なかね・みえこ 昭和11年、茨城県生まれ。東洋大学大学院文学研究科国文学専攻博士後期課程単位取得。東洋大学短期大学、鶴見大学短期大学部などで教鞭(きょうべん)を執る。現在、迯水短歌会編集人。著書『萬葉植物歌考』『萬葉植物写真集成』。歌集『桜川』『玄冬花』『花信風』『蘇れ萬葉植物』ほか。
今日は建国記念の日。国が出来始めた古代から、万葉集の中で歌われてきた数々の植物がある。万葉集研究家で歌人の中根三枝子さんは、それら植物の歌に万葉の人々の心を探り、自らもそれらの植物を歌に詠んできた。その歳月を振り返り、歌集『蘇れ萬葉植物』に込めた思いを聞いた。(聞き手=増子耕一)
――ここは練馬区ですが、緑が結構多いですね。
「散歩がてら、自宅の周りを歩くと、結構いろいろな万葉植物に出会うのです。マツ、スギ、シキミ、オウチ(センダン)など。暇ができると電車に乗って植物園に行ったり、車で山野に出掛けたりしました。私が編集人を務めている短歌雑誌『迯水』の発行所が府中にありますから、そこへもよく行きます。不思議なことに、練馬あたりはマツが多いのですが、府中にはマツがあまり見当たらなくて、ケヤキが多い。土地によって違うんだとつくづく眺めています」
――これまで中根さんは万葉植物については大著『萬葉植物歌考』で徹底的に調べ上げ、続いて写真集『萬葉植物写真集成』を刊行。そして歌集『蘇れ萬葉植物』を上梓(じょうし)し、全部で165種類の植物についてすべて歌い上げています。

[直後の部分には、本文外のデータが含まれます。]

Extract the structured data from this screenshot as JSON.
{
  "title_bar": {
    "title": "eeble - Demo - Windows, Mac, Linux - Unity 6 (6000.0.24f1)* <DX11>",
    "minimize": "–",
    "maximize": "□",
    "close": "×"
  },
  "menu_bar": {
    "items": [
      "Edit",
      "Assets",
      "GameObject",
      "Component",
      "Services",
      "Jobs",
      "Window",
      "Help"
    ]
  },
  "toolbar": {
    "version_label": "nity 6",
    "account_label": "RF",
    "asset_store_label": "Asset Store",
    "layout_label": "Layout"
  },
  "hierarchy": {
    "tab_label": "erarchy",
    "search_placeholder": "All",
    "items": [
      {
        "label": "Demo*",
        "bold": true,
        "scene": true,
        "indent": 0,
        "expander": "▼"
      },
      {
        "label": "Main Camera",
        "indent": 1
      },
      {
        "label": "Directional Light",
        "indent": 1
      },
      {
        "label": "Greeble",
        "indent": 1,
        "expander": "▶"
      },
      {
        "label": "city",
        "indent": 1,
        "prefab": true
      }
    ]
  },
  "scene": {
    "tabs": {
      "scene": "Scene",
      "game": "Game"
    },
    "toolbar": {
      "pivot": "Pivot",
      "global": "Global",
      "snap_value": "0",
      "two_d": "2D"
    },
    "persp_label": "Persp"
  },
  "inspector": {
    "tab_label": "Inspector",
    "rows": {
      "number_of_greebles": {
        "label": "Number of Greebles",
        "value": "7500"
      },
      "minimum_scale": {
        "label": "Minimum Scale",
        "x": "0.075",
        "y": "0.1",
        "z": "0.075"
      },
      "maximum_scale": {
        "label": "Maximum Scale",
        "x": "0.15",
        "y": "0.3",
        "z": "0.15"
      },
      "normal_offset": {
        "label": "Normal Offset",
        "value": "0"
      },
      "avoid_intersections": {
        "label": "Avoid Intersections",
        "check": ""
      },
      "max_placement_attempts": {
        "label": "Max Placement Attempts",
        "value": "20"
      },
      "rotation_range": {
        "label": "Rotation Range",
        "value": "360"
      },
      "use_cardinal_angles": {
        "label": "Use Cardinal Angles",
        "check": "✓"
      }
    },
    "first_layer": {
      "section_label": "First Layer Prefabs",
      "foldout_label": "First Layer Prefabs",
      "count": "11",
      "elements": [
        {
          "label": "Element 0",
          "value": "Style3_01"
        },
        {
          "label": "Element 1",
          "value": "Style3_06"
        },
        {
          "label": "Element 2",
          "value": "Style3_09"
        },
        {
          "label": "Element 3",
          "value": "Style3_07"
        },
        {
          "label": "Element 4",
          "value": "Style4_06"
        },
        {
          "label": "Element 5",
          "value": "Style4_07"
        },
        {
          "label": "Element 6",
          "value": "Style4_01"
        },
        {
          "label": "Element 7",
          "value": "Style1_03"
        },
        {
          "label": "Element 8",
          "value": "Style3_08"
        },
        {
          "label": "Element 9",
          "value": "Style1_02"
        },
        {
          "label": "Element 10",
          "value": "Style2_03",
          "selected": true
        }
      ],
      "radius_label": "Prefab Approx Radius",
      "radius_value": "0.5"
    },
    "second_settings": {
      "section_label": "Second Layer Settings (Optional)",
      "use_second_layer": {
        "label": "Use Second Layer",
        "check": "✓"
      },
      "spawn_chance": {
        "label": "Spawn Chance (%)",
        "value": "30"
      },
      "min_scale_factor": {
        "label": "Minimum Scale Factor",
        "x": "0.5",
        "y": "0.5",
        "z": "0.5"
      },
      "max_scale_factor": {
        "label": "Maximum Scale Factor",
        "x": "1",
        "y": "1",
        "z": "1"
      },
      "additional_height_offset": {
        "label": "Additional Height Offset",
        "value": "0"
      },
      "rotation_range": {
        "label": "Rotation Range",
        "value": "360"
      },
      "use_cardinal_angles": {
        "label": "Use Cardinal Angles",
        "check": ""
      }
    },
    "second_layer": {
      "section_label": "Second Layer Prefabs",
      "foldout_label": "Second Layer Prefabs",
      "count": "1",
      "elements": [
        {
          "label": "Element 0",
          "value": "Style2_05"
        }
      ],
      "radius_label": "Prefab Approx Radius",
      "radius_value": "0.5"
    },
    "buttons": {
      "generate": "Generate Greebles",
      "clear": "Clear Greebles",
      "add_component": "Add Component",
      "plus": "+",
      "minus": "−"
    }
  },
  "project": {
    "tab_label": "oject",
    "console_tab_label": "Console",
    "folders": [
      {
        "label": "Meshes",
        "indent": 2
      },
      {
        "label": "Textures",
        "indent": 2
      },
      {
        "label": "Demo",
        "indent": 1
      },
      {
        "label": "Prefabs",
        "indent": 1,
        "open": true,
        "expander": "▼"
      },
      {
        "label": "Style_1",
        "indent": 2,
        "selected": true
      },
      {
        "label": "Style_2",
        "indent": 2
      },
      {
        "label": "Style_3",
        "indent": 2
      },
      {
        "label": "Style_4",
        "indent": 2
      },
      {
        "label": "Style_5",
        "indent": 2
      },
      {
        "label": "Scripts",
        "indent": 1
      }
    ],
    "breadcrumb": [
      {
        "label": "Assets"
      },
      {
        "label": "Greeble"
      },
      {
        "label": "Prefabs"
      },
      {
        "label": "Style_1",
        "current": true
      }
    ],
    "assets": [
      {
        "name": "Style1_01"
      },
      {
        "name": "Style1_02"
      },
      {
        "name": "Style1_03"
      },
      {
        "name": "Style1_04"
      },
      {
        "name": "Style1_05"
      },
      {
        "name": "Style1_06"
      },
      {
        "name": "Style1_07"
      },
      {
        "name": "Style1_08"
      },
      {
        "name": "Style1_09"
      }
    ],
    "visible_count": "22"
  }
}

「何年もかけてやってきましたが、始めたのは昭和63年からで、『迯水』に毎月連載をはじめて、今は“万葉植物逍遥”という随筆風の文章を綴(つづ)っています」
――写真集を作る時には、万葉集で詠まれた状況を、花なら花を、葉なら葉を、実なら実を撮影されたそうですね。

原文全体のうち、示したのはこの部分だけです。